Meydan gösterilerindeki tüm kışkırtıcı slogan ve söylemlere rağmen ele geçirilen gerçekten Çankaya mı olacaktı yoksa Çankaya bu kitleleri mi ele geçirecekti? Batılı basın bunun cevabını bulmuş görünüyor. Sorulan sorular ve bunlara verilen cevaplar bu kadar açık değil kuşkusuz. Ancak Türkiye'nin önemi ve tarihsel rolü ve özellikle batı ile ilişkileri göz önüne alındığında hangi soruya cevap olmak üzere bu türden cümlelerin kurulduğu daha iyi anlaşılmaktadır.

Eğer Türkler bir seçim yapmak durumunda kalırlarsa, “demokrasi laiklikten daha önemli” diyen Economist bu soruya cevap niteliğinde şu cümle ile devam ediyor: Eğer Türkiye, İslam ile demokrasiyi uzlaştıramazsa, bunu kim başarabilir? Hele News Week'te: 'Türkiye, Müslüman bir ülke. Ancak bu, İslam ve siyaseti birbiriyle karıştırmamız anlamına gelmiyor.' 'Biz İslami bir parti değiliz. Din, bireylerin meselesi, siyasetin değil” ifadeleri yayınlanan Gül'ün siyasal retoriğe duygusal boyut katması bile bir şey ifade etmiyor kimileri için: Ben İslamcı siyasi partilerden hoşlanmıyorum.”
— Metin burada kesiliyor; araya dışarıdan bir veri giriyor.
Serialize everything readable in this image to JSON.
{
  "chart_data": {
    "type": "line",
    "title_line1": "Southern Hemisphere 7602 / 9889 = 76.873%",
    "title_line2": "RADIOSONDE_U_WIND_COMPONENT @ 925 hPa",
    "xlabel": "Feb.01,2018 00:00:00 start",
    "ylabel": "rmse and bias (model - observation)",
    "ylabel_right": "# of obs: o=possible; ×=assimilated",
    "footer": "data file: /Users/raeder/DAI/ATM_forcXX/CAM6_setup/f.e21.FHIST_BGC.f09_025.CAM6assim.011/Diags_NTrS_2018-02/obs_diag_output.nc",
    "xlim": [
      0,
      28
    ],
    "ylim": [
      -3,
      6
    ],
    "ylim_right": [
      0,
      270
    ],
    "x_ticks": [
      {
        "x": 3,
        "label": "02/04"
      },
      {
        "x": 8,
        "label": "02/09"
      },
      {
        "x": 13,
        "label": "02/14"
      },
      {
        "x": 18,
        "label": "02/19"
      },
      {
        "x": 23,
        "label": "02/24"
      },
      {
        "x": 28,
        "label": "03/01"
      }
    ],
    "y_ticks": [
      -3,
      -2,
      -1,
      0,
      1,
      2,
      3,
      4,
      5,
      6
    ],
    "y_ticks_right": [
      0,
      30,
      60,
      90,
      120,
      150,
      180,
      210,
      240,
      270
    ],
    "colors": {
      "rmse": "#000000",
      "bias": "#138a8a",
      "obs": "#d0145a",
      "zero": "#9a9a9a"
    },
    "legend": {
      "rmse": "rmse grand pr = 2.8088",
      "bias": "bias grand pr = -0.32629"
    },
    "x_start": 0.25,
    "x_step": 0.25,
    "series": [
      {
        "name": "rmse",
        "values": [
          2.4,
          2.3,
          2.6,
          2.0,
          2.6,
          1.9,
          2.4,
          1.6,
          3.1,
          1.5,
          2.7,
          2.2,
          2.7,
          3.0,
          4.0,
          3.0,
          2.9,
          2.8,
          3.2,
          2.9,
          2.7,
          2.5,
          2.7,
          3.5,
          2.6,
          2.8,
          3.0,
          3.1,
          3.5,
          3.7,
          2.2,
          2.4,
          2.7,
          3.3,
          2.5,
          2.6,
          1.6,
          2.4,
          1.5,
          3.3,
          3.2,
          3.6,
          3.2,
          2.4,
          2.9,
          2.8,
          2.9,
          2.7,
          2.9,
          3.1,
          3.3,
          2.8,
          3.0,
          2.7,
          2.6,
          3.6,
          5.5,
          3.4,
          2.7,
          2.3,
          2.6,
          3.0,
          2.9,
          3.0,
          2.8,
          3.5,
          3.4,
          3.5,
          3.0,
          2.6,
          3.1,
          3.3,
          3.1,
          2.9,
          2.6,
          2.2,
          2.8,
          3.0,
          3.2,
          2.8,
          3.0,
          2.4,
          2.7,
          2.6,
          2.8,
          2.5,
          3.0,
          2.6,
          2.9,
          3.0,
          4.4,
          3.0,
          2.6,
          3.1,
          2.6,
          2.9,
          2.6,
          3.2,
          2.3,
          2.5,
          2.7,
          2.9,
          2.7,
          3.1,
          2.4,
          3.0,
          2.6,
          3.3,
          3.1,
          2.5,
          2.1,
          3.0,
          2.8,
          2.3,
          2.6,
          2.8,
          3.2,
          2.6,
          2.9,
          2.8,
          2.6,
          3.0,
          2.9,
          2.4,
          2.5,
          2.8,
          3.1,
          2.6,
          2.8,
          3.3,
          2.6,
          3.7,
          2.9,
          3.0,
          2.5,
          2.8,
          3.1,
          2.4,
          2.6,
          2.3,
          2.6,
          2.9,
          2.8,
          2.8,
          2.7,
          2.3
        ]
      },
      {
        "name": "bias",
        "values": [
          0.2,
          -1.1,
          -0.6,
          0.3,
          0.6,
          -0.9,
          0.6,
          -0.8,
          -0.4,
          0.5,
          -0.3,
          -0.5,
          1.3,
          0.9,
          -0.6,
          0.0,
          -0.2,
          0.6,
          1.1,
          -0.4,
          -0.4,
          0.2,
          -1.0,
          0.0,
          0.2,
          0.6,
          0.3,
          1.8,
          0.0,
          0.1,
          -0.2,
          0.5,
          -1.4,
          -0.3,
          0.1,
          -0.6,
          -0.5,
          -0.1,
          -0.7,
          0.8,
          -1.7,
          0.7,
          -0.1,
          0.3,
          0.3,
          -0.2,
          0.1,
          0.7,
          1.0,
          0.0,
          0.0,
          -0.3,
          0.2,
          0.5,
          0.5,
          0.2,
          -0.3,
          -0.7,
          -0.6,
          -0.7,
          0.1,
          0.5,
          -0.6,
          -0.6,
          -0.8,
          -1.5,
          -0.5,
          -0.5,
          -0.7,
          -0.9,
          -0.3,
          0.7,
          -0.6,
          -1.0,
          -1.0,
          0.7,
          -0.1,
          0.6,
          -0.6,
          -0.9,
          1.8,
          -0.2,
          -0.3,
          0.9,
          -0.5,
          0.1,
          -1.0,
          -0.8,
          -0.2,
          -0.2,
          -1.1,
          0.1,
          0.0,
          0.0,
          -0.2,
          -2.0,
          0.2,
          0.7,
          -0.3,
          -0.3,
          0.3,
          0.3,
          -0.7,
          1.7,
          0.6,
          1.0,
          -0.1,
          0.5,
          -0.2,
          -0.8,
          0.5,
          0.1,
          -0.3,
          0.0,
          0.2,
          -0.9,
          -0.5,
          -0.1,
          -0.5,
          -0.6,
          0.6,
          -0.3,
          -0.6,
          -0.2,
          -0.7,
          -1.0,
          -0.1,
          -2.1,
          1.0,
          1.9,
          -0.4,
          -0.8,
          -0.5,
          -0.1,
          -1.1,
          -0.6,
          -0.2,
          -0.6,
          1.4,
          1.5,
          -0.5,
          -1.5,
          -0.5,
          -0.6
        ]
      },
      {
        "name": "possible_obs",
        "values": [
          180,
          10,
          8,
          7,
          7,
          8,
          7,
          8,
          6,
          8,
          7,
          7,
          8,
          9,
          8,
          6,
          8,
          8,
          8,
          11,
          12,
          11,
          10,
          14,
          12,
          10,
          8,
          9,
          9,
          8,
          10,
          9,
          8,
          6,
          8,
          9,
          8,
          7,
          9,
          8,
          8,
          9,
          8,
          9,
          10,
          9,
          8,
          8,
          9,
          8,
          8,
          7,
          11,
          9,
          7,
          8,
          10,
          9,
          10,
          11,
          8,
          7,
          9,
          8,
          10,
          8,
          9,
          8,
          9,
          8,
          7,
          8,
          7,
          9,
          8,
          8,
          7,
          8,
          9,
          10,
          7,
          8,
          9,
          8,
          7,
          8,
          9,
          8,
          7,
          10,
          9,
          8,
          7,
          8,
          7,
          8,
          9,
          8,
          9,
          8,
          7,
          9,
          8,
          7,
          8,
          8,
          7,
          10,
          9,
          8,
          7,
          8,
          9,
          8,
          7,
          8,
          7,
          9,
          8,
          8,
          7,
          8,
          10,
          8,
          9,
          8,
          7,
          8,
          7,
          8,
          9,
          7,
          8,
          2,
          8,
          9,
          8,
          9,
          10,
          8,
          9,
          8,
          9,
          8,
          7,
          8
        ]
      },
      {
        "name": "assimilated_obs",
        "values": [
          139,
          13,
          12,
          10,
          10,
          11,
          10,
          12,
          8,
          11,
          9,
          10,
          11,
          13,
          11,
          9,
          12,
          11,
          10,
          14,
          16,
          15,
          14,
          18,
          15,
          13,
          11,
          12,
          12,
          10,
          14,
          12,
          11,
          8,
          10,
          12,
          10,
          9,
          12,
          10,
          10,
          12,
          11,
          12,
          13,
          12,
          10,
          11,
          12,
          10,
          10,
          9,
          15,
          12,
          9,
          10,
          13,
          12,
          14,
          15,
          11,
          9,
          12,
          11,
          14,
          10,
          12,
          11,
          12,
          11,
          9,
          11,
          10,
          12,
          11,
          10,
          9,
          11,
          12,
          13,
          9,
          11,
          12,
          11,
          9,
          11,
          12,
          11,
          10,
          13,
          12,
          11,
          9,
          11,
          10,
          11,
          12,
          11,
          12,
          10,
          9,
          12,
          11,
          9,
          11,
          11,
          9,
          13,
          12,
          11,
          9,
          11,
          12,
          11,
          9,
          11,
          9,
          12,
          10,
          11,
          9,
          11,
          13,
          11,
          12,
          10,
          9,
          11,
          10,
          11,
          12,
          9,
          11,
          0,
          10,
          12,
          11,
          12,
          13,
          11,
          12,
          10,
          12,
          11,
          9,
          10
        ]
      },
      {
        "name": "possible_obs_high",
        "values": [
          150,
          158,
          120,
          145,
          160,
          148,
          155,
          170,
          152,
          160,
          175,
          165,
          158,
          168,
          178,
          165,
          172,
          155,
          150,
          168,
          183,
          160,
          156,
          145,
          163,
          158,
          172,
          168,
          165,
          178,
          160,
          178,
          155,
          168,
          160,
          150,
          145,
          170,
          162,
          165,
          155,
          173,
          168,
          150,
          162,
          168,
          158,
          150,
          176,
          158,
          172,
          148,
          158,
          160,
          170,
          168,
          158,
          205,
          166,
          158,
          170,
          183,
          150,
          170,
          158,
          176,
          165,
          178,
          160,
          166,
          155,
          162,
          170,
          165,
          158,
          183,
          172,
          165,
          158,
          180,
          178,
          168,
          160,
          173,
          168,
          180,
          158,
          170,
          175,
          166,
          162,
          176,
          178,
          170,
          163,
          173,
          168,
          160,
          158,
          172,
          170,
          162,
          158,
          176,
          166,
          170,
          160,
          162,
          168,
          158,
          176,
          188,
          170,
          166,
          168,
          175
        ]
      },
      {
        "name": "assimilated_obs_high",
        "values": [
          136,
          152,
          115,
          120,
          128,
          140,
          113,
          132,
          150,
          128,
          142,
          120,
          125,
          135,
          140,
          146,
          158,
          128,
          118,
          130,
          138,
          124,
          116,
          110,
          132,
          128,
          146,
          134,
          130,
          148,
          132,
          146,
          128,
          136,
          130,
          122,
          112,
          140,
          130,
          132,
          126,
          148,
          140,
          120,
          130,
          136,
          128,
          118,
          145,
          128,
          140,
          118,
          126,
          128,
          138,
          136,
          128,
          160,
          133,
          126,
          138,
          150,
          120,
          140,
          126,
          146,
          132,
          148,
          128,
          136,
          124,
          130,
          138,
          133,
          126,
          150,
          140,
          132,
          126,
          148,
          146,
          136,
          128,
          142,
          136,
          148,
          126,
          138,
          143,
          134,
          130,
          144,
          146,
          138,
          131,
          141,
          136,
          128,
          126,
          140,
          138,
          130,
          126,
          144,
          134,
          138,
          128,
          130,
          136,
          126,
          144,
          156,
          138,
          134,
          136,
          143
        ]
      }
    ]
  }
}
Bu uzlaşmayı bozanların istedikleri bir iç savaş mı yoksa uzlaşmaya taraf olanların bertaraf edilmeleri mi? Yüzleşmek zorunda olduğumuz bu soruya cevap verirken, toplumun ve Türkiye'nin geleceği Müslümanlıkla ilişkilendirilmediği sürece korku siyaseti üzerinden kavga etmeye devam edeceğiz demektir.

Türkiye'de gerçek bir korkudan bahsedilecekse o da iktidar yarışındaki aktörlerin ve kitlelerin bu ülkenin tarih ve kimliği ile yüzleşme korkusu ve sorunları bununla ilişkilendirememeleridir. Tarihten rol almaya cesaret edemeyen siyaset aktörleri gücü ele geçirebilmek için dünya sisteminden rol çalmaya çalışırlar.

Tanzimattan bu tarafa dünya isteminden rol çalarak hayatiyetini sürdürmek isteyen siyasi aktörler bu ülkenin tarihsel rolünü üstlenme cesaretin gösteremeyen, en hafif tabirle bundan habersiz olanlardır. Daha doğrusu bu ülkenin tarihsel rolünü üstlenme cesaretini gösteremeyenlerdir.

“Laiklik elden gidiyor” gibi kışkırtıcı sloganlara sarılanların gerçekte “bu memleket nereye gidiyor” diye sormaları gerekir. Oysa onlar laiklik nereye gidiyor derdindeler. Demokrasinin elden gittiğini dolayısıyla halkın devre dışı bırakıldığını iddia edenler, demokrasi içinde vaz geçmeyecekleri ne türden gerçek taleplerinin olduğunu, ne türden hayati talepleri karşılamak üzere orada bulunduklarını doğrusu merak etmekteyim…

İktidar kavgasında taraf olan siyasi aktörler, farklı gerekçelerle de olsa varlık nedenlerini rol çalmakta anlamlandırdıkları sürece tarihte rol almaları mümkün değil.